Job Description Summary

As directed by the Quality Manager, the Quality System Specialist III is accountable for support of the continued development, improvement and implementation of the Quality Systems. This position
actively participates in quality guidance, product resolution decisions and statistical problem-solving techniques for released medical devices and project teams for process improvement and continuous improvement activities.

Job Description

P3-14175

Consistent application of Quality system standards to assigned Quality system area. Develops solutions to routine assigned activities of moderate scope & complexity. Follows applicable Company / Unit procedures and may make updates to procedures and policies, Works within and across functions for assigned Quality systems. Working Knowledge of Quality Systems Regulatory requirements and application to Company /Unit requirements

• Accountable for setting own work direction and completing work tasks.
• Works under general direction
• Independently determines and develops approach to solutions.
• Designs and performs development working independently within defined parameters with minimal supervision required
• May provide guidance and work direction to lower-level System specialists
• Able to manage the end-to-end process of customer complaints including review and maintenance of complaint files and executive summary of investigation preformed.
• Escalation of complaints and completion of elements of investigations of device failures of complaint investigations as required. This may include collaboration with R&D, Medical affairs, Unit Quality and other teams as indicated.
• Review all customer complaints, investigations and communications for validity and assures compliance with policies and procedures and collaboration with manufacturing facilities.

• Work with Regional Complaint Centers to resolve and address complaint handling issues.
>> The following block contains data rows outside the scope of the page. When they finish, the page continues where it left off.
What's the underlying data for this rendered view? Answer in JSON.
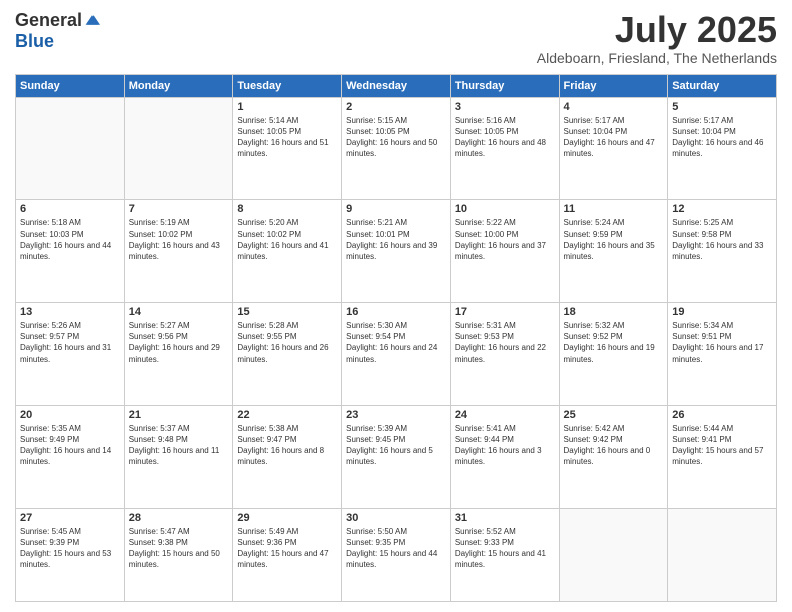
{
  "logo": {
    "general": "General",
    "blue": "Blue"
  },
  "title": "July 2025",
  "location": "Aldeboarn, Friesland, The Netherlands",
  "days_of_week": [
    "Sunday",
    "Monday",
    "Tuesday",
    "Wednesday",
    "Thursday",
    "Friday",
    "Saturday"
  ],
  "weeks": [
    [
      {
        "day": "",
        "info": ""
      },
      {
        "day": "",
        "info": ""
      },
      {
        "day": "1",
        "info": "Sunrise: 5:14 AM\nSunset: 10:05 PM\nDaylight: 16 hours and 51 minutes."
      },
      {
        "day": "2",
        "info": "Sunrise: 5:15 AM\nSunset: 10:05 PM\nDaylight: 16 hours and 50 minutes."
      },
      {
        "day": "3",
        "info": "Sunrise: 5:16 AM\nSunset: 10:05 PM\nDaylight: 16 hours and 48 minutes."
      },
      {
        "day": "4",
        "info": "Sunrise: 5:17 AM\nSunset: 10:04 PM\nDaylight: 16 hours and 47 minutes."
      },
      {
        "day": "5",
        "info": "Sunrise: 5:17 AM\nSunset: 10:04 PM\nDaylight: 16 hours and 46 minutes."
      }
    ],
    [
      {
        "day": "6",
        "info": "Sunrise: 5:18 AM\nSunset: 10:03 PM\nDaylight: 16 hours and 44 minutes."
      },
      {
        "day": "7",
        "info": "Sunrise: 5:19 AM\nSunset: 10:02 PM\nDaylight: 16 hours and 43 minutes."
      },
      {
        "day": "8",
        "info": "Sunrise: 5:20 AM\nSunset: 10:02 PM\nDaylight: 16 hours and 41 minutes."
      },
      {
        "day": "9",
        "info": "Sunrise: 5:21 AM\nSunset: 10:01 PM\nDaylight: 16 hours and 39 minutes."
      },
      {
        "day": "10",
        "info": "Sunrise: 5:22 AM\nSunset: 10:00 PM\nDaylight: 16 hours and 37 minutes."
      },
      {
        "day": "11",
        "info": "Sunrise: 5:24 AM\nSunset: 9:59 PM\nDaylight: 16 hours and 35 minutes."
      },
      {
        "day": "12",
        "info": "Sunrise: 5:25 AM\nSunset: 9:58 PM\nDaylight: 16 hours and 33 minutes."
      }
    ],
    [
      {
        "day": "13",
        "info": "Sunrise: 5:26 AM\nSunset: 9:57 PM\nDaylight: 16 hours and 31 minutes."
      },
      {
        "day": "14",
        "info": "Sunrise: 5:27 AM\nSunset: 9:56 PM\nDaylight: 16 hours and 29 minutes."
      },
      {
        "day": "15",
        "info": "Sunrise: 5:28 AM\nSunset: 9:55 PM\nDaylight: 16 hours and 26 minutes."
      },
      {
        "day": "16",
        "info": "Sunrise: 5:30 AM\nSunset: 9:54 PM\nDaylight: 16 hours and 24 minutes."
      },
      {
        "day": "17",
        "info": "Sunrise: 5:31 AM\nSunset: 9:53 PM\nDaylight: 16 hours and 22 minutes."
      },
      {
        "day": "18",
        "info": "Sunrise: 5:32 AM\nSunset: 9:52 PM\nDaylight: 16 hours and 19 minutes."
      },
      {
        "day": "19",
        "info": "Sunrise: 5:34 AM\nSunset: 9:51 PM\nDaylight: 16 hours and 17 minutes."
      }
    ],
    [
      {
        "day": "20",
        "info": "Sunrise: 5:35 AM\nSunset: 9:49 PM\nDaylight: 16 hours and 14 minutes."
      },
      {
        "day": "21",
        "info": "Sunrise: 5:37 AM\nSunset: 9:48 PM\nDaylight: 16 hours and 11 minutes."
      },
      {
        "day": "22",
        "info": "Sunrise: 5:38 AM\nSunset: 9:47 PM\nDaylight: 16 hours and 8 minutes."
      },
      {
        "day": "23",
        "info": "Sunrise: 5:39 AM\nSunset: 9:45 PM\nDaylight: 16 hours and 5 minutes."
      },
      {
        "day": "24",
        "info": "Sunrise: 5:41 AM\nSunset: 9:44 PM\nDaylight: 16 hours and 3 minutes."
      },
      {
        "day": "25",
        "info": "Sunrise: 5:42 AM\nSunset: 9:42 PM\nDaylight: 16 hours and 0 minutes."
      },
      {
        "day": "26",
        "info": "Sunrise: 5:44 AM\nSunset: 9:41 PM\nDaylight: 15 hours and 57 minutes."
      }
    ],
    [
      {
        "day": "27",
        "info": "Sunrise: 5:45 AM\nSunset: 9:39 PM\nDaylight: 15 hours and 53 minutes."
      },
      {
        "day": "28",
        "info": "Sunrise: 5:47 AM\nSunset: 9:38 PM\nDaylight: 15 hours and 50 minutes."
      },
      {
        "day": "29",
        "info": "Sunrise: 5:49 AM\nSunset: 9:36 PM\nDaylight: 15 hours and 47 minutes."
      },
      {
        "day": "30",
        "info": "Sunrise: 5:50 AM\nSunset: 9:35 PM\nDaylight: 15 hours and 44 minutes."
      },
      {
        "day": "31",
        "info": "Sunrise: 5:52 AM\nSunset: 9:33 PM\nDaylight: 15 hours and 41 minutes."
      },
      {
        "day": "",
        "info": ""
      },
      {
        "day": "",
        "info": ""
      }
    ]
  ]
}
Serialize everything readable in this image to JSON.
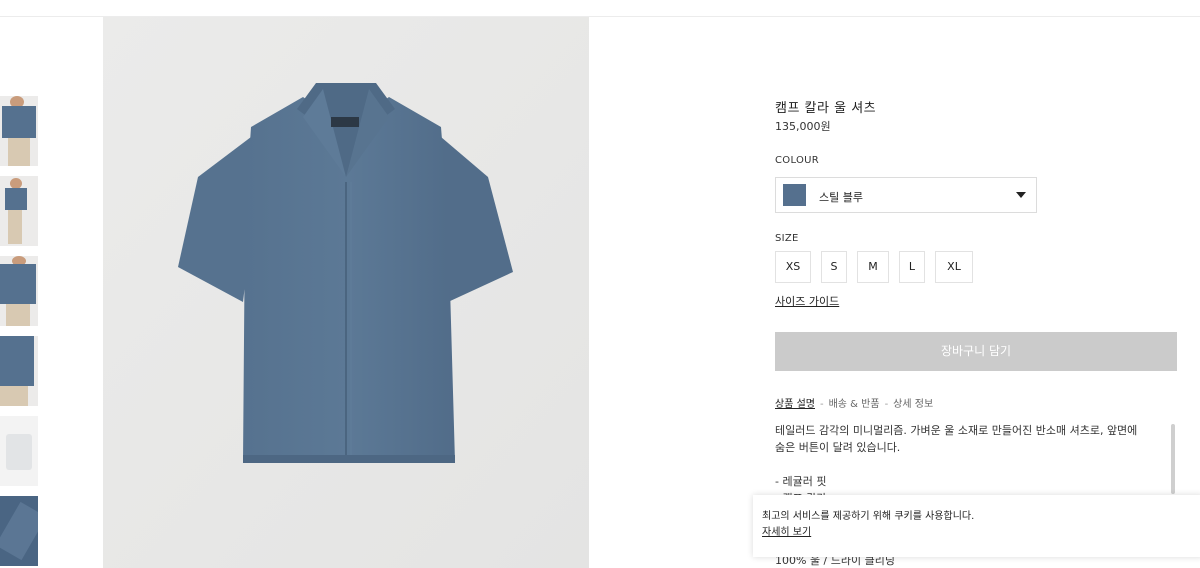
{
  "product": {
    "title": "캠프 칼라 울 셔츠",
    "price": "135,000원"
  },
  "colour": {
    "label": "COLOUR",
    "selected": "스틸 블루",
    "swatch_color": "#55708e"
  },
  "size": {
    "label": "SIZE",
    "options": [
      "XS",
      "S",
      "M",
      "L",
      "XL"
    ],
    "guide_label": "사이즈 가이드"
  },
  "cart": {
    "button_label": "장바구니 담기"
  },
  "tabs": {
    "items": [
      "상품 설명",
      "배송 & 반품",
      "상세 정보"
    ],
    "separator": "-"
  },
  "description": {
    "lines": [
      "테일러드 감각의 미니멀리즘. 가벼운 울 소재로 만들어진 반소매 셔츠로, 앞면에",
      "숨은 버튼이 달려 있습니다.",
      "",
      "- 레귤러 핏",
      "- 캠프 칼라"
    ],
    "fabric_line": "100% 울 / 드라이 클리닝"
  },
  "cookie": {
    "text": "최고의 서비스를 제공하기 위해 쿠키를 사용합니다.",
    "link": "자세히 보기"
  },
  "icons": {
    "dropdown": "chevron-down-icon"
  }
}
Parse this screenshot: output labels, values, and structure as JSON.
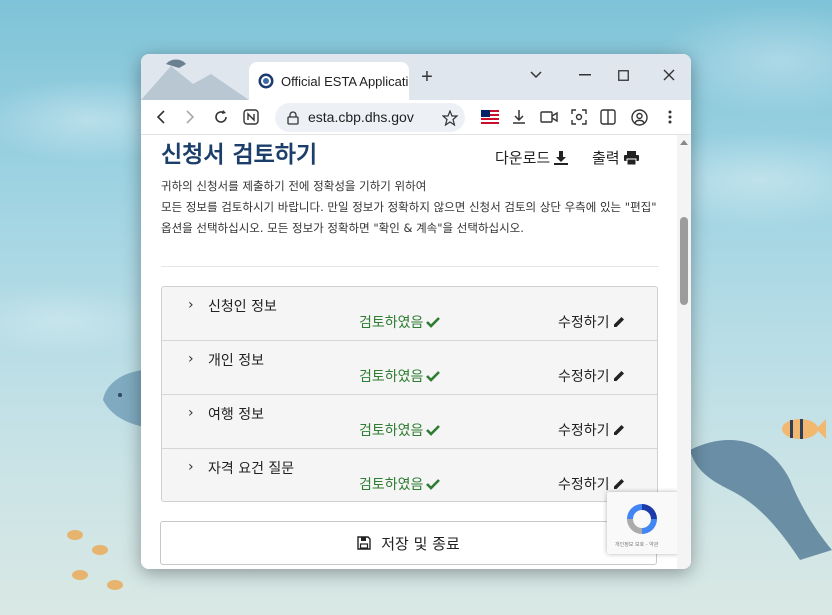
{
  "browser": {
    "tab_title": "Official ESTA Applicati",
    "new_tab": "+",
    "url": "esta.cbp.dhs.gov"
  },
  "page": {
    "title": "신청서 검토하기",
    "download_label": "다운로드",
    "print_label": "출력",
    "description_line1": "귀하의 신청서를 제출하기 전에 정확성을 기하기 위하여",
    "description_line2": "모든 정보를 검토하시기 바랍니다. 만일 정보가 정확하지 않으면 신청서 검토의 상단 우측에 있는 \"편집\" 옵션을 선택하십시오. 모든 정보가 정확하면 \"확인 & 계속\"을 선택하십시오.",
    "sections": [
      {
        "label": "신청인 정보",
        "status": "검토하였음",
        "edit": "수정하기"
      },
      {
        "label": "개인 정보",
        "status": "검토하였음",
        "edit": "수정하기"
      },
      {
        "label": "여행 정보",
        "status": "검토하였음",
        "edit": "수정하기"
      },
      {
        "label": "자격 요건 질문",
        "status": "검토하였음",
        "edit": "수정하기"
      }
    ],
    "save_exit_label": "저장 및 종료",
    "recaptcha_text": "개인정보 보호 - 약관"
  },
  "colors": {
    "title": "#1b3f6a",
    "status_green": "#2e7d32"
  }
}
Ensure intake of complaint information is accurate and complete. Raise queries to regional complaint centers to obtain additional information on the specifics of the failure of the device. Can entail direct communication with the customer as the subject matter expert of the device to aid in failure specifics Via phone call.

• Utilization of database systems used to process complaints, create and measure Quality metrics and manage electronic MDR supplemental reports to the FDA for USA medical device reporting regulations.
• Responsible for reviewing customer complaints received for Medical Device Reports (MDRs), FDA and ISO requirements.
• Provide internal guidance and education regarding customer complaint processing, MDRs, and regulatory compliance. Including the oversite and participation in peer review of product complaint files for completeness and accuracy.
• May File MedWatch reports after Leader reviews and approves.
• Participate in audits when required
• Participate in SCAR activities when required
• Facilitate meetings when collaboration with multidisciplinary teams is needed to bring a complaint to resolution with the customer. I.e. Medical affairs, regional complaint centers, R&D, sourcing team etc.